Meine Freundin und ich sind am Boulevard San Rafael, direkt zwischen Kapitol und Hotel Inglaterra unterwegs. Hier zeigt sich Kubas Hauptstadt mit ihrem historischen Baustil nicht weniger prächtig, aber dafür deutlich geruhsamer als anderswo im Zentrum. Zur Stärkung nehmen wir in einem der vielen Cafés ein Eis zu uns, denn bald geht’s ins Getümmel! Habana Vieja, wie die Altstadt Havannas genannt wird, ist nicht nur die größte Altstadt im Kolonialstil Gesamtamerikas, sondern zählt seit 1982 auch zum UNESCO-Weltkulturerbe. Seit 2006 laufen umfassende Renovierungen, die zum 500. Jubiläum Havannas im Jahr 2019 Fahrt aufnahmen: Das schauen wir uns an! Auf geht’s deshalb in die Calle Obispo, die Pulsader von Habana Vieja. Mit ihren bonbonfarbenen Häusern wirkt sie wie eine Perlenkette kolonialer Gebäude. Hier dringt das Leben aus allen Ecken und Enden. Laute Musik und exotische Gerüche ziehen uns tiefer hinein in die kubanische Altstadt. „Früher krachten regelmäßig Balkone herunter, heute sieht alles aus wie neu. Die Sanierung tut der Stadt gut und uns natürlich auch“, erzählt uns ein Kubaner, mit dem wir ins Gespräch kommen.

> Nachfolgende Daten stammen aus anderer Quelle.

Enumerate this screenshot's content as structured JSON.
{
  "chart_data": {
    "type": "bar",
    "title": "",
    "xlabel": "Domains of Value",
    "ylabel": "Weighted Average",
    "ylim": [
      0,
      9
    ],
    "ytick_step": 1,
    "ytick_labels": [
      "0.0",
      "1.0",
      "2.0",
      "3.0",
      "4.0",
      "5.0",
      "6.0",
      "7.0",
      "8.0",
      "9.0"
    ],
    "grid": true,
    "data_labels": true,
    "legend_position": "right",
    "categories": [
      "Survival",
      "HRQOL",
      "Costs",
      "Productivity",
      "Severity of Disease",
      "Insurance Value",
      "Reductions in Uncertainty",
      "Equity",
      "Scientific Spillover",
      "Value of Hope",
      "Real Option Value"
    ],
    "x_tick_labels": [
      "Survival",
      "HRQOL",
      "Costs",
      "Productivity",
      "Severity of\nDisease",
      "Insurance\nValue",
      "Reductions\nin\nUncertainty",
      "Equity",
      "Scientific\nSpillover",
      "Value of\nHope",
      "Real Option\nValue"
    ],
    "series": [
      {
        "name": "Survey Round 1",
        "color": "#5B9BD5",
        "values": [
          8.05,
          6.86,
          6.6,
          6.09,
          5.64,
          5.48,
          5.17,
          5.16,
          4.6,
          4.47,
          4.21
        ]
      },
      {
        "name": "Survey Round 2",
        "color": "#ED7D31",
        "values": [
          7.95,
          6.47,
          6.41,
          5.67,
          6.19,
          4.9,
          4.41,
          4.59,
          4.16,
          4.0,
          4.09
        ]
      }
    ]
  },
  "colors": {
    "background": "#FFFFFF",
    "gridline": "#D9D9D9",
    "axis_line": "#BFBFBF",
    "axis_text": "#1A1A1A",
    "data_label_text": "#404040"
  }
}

Blick auf die Straße "Calle Obispo" mit zwei Häuserfassaden. Quelle: Klaus Lang

Havannas ältestes Haus und ein wunscherfüllender Baum

Wir spazieren weiter zur Plaza de Armas, einer der vier historischen Plätze in Havanna, um den sich die Stadt im Jahr 1519 gegründet hat. An seinem Ende zur Meerseite hin steht El Templete, Havannas ältestes Gebäude – frisch verputzt. Der neoklassizistische Bau befindet sich seit 1827 auf dem kolonialen Fundament seines Vorgängerbaus. Hier tagte 1519 der erste Stadtrat der Kolonie. Die frisch renovierten dorischen Säulen des Bauwerks sind eine echte Augenweide. Was wir uns nicht entgehen lassen: Im Hof steht ein Ceiba-Baum, der von der afrokubanischen Santería-Religion verehrt wird. Legenden zufolge wird jenen, die ihn dreimal umrunden, ein Wunsch erfüllt.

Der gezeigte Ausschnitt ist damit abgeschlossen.